Jan 26 2012
I haven’t the slightest idea what will happen if Ben Bernanke sees his shadow on February 2. However, the Federal Reserve Chairman did shed some additional light on the future of monetary policy on January 25.
At their two-day meeting, the Federal Open Market Committee (FOMC) decided to leave the fed funds rate at 0 – ¼ percent. More surprisingly, they’re likely to keep it at “exceptionally low levels” until at least late 2014. This is a year and a half longer than previously announced. It is either good or bad news depending on whether you pay or receive interest!
FYI: the fed funds rate is what banks charge each other for short-term loans. The Fed is able to raise and lower this rate by adjusting the amount of reserves in the banking system. In so doing, it affects virtually all short-term interest rates.
For years, the Fed has been publishing its forecasts for GDP, inflation and the unemployment rate. These attracted relatively little attention. However, on January 25 the FOMC revealed the interest rate projections of individual members (without naming them) for the next several years and the longer run. While there’s quite a range, the majority saw fed funds still below 1% by 2014.
I found the much narrower range for the longer run fed funds forecast of 4 – 4 ¼ percent quite interesting. This is what the Fed expects would prevail when the economy is back to normal: unemployment around 5 ½ percent, real GDP growing about 2 ½ percent and inflation at 2 percent. While the yearly forecasts don’t go beyond 2014, I would guess this is somewhere around 2016-17.
So what’s the big deal? Before 1994, the FOMC didn’t even announce its decisions and gave no clues as to what might happen in the future. They would simply adjourn and go home, leaving financial markets to figure out what had happened.
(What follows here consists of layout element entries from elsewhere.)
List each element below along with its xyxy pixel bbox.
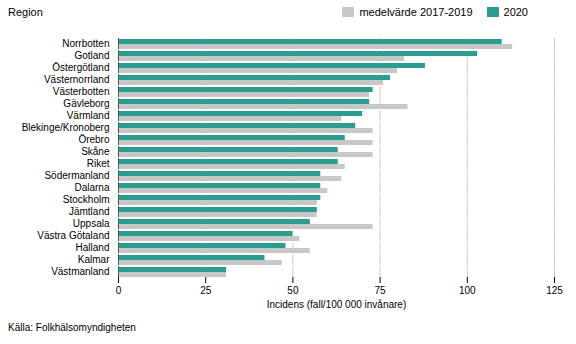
html-text:Källa: Folkhälsomyndigheten: Källa: Folkhälsomyndigheten <box>8 322 136 333</box>
svg-text:125: 125 <box>546 285 563 296</box>
svg-text:Gotland: Gotland <box>74 50 109 61</box>
svg-text:100: 100 <box>459 285 476 296</box>
svg-text:Riket: Riket <box>87 158 110 169</box>
svg-text:Dalarna: Dalarna <box>74 182 109 193</box>
svg-text:Gävleborg: Gävleborg <box>63 98 109 109</box>
svg-text:Västernorrland: Västernorrland <box>44 74 110 85</box>
svg-text:Södermanland: Södermanland <box>44 170 109 181</box>
svg-text:Örebro: Örebro <box>78 134 110 145</box>
html-text:2020: 2020 <box>503 6 528 18</box>
svg-text:50: 50 <box>287 285 299 296</box>
svg-text:Östergötland: Östergötland <box>52 62 109 73</box>
svg-text:Incidens (fall/100 000 invånar: Incidens (fall/100 000 invånare) <box>267 299 407 310</box>
svg-text:Jämtland: Jämtland <box>69 206 110 217</box>
svg-text:Norrbotten: Norrbotten <box>62 38 109 49</box>
html-text:medelvärde 2017-2019: medelvärde 2017-2019 <box>359 6 473 18</box>
svg-text:Uppsala: Uppsala <box>73 218 110 229</box>
svg-text:Skåne: Skåne <box>81 146 110 157</box>
svg-text:25: 25 <box>200 285 212 296</box>
svg-text:Västerbotten: Västerbotten <box>53 86 110 97</box>
svg-text:Stockholm: Stockholm <box>63 194 110 205</box>
svg-text:Kalmar: Kalmar <box>78 254 110 265</box>
html-text:Region: Region <box>8 6 43 18</box>
svg-text:Västmanland: Västmanland <box>51 266 109 277</box>
svg-text:Halland: Halland <box>76 242 110 253</box>
svg-text:0: 0 <box>116 285 122 296</box>
svg-text:75: 75 <box>375 285 387 296</box>
svg-text:Blekinge/Kronoberg: Blekinge/Kronoberg <box>22 122 110 133</box>
svg-text:Värmland: Värmland <box>67 110 110 121</box>
svg-text:Västra Götaland: Västra Götaland <box>37 230 109 241</box>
Most times they got it right, but I remember one time in the late 1980s when a large bank mistakenly thought the Fed had increased the fed funds rate. Accordingly, they raised their prime rate, but nobody else followed so they rather sheepishly had to rescind the increase a few days later.
Over the past two decades, the Fed has become increasingly transparent. By 2000 it was releasing a statement at the conclusion of the meeting which gave the decision as well as a few tidbits that might give some clues to future decisions
Bernanke is a firm believer in the power of communications or what Teddy Roosevelt called the “bully pulpit.” Contrast this with Alan Greenspan, who simply loved to obfuscate and only reluctantly released information about the Fed. He once quipped, “If you understood what I said, then I must have misspoke.”
Bernanke believes that there is nothing to be gained in having financial markets gyrate as they try to figure out what the Fed will do next. If rates are likely to stay flat, that’s important information. If they have to rise, then markets should be able to prepare for that eventuality.